Even Wisconsin Manufacturers and Commerce, the state’s biggest business lobby that is usually lock-step with the Republican Party, opposes the Trump Administration on immigration policy.

Long and short, it hard to see how President Trump’s volatile trade and immigration policies help this state.

The president is good at picking fights. Twitter insults against foreign leaders are a dubious bargaining tactic. (I am trying to think of an instance where insults helped cut a deal in business or government.)

He is good at ripping up foreign policy agreements that took years to negotiate with allies. These are allies like Canada and France who have been with us in every war. Their boys died next to ours.

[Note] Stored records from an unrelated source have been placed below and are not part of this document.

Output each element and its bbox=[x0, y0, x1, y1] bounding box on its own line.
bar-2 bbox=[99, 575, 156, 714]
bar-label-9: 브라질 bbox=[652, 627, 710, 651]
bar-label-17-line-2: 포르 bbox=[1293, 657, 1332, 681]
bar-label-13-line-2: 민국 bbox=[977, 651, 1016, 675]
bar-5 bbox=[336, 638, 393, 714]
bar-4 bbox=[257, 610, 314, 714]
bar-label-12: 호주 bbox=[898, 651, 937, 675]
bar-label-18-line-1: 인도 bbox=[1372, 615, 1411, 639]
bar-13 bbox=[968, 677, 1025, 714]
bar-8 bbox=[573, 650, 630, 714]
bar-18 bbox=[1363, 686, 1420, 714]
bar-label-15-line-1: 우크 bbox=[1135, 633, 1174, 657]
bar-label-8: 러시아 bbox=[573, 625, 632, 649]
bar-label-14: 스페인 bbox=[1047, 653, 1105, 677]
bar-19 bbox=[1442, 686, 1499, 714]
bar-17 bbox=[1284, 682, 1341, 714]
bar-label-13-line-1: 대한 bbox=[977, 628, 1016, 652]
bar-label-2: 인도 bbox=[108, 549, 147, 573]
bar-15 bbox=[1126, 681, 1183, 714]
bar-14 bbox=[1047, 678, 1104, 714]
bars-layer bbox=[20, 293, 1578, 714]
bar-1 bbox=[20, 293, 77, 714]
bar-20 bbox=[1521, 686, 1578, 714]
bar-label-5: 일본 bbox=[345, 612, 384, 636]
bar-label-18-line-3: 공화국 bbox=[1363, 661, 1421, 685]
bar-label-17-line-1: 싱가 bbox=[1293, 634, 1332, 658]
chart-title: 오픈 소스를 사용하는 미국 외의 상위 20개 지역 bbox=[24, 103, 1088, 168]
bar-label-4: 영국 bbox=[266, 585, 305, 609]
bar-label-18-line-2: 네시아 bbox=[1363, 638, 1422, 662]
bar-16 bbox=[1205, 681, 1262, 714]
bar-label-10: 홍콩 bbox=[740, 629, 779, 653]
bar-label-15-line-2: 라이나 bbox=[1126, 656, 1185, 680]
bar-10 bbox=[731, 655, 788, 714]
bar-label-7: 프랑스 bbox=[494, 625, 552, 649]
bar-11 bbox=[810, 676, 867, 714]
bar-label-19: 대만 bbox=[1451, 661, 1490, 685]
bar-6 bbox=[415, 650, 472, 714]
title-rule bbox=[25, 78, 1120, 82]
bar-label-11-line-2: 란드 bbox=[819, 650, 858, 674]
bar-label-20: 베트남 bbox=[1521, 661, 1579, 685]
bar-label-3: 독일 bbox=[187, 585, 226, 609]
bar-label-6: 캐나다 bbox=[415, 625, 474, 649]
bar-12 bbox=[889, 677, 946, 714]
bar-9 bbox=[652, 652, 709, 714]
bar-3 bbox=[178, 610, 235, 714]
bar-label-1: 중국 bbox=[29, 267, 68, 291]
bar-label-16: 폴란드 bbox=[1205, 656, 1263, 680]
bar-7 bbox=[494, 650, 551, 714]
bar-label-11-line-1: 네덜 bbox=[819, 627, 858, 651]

Why not respectfully rework these agreements instead of just walking away?

He is outstanding at reducing levels of trust with partners and established

I like the theory that world trade promotes world peace. Countries are less likely to go war if they are trading partners. Or if there is a lot of cross-border investment. Please, China and Russia, buy more U.S. real estate and assets.

On the very bottom line, business likes certainty and predictability so it can invest for the long term. If the president’s men spelled out their trade strategy, that would offer some certainty. As with other major policy arenas, they haven’t promoted an often-missing Plan B.

If their approach is a lot of rhetoric, insults and wild slap shots, world trade will suffer, and Wisconsin employers and employees will suffer more than most. Wisconsin generally has a trade surplus – more exports than imports.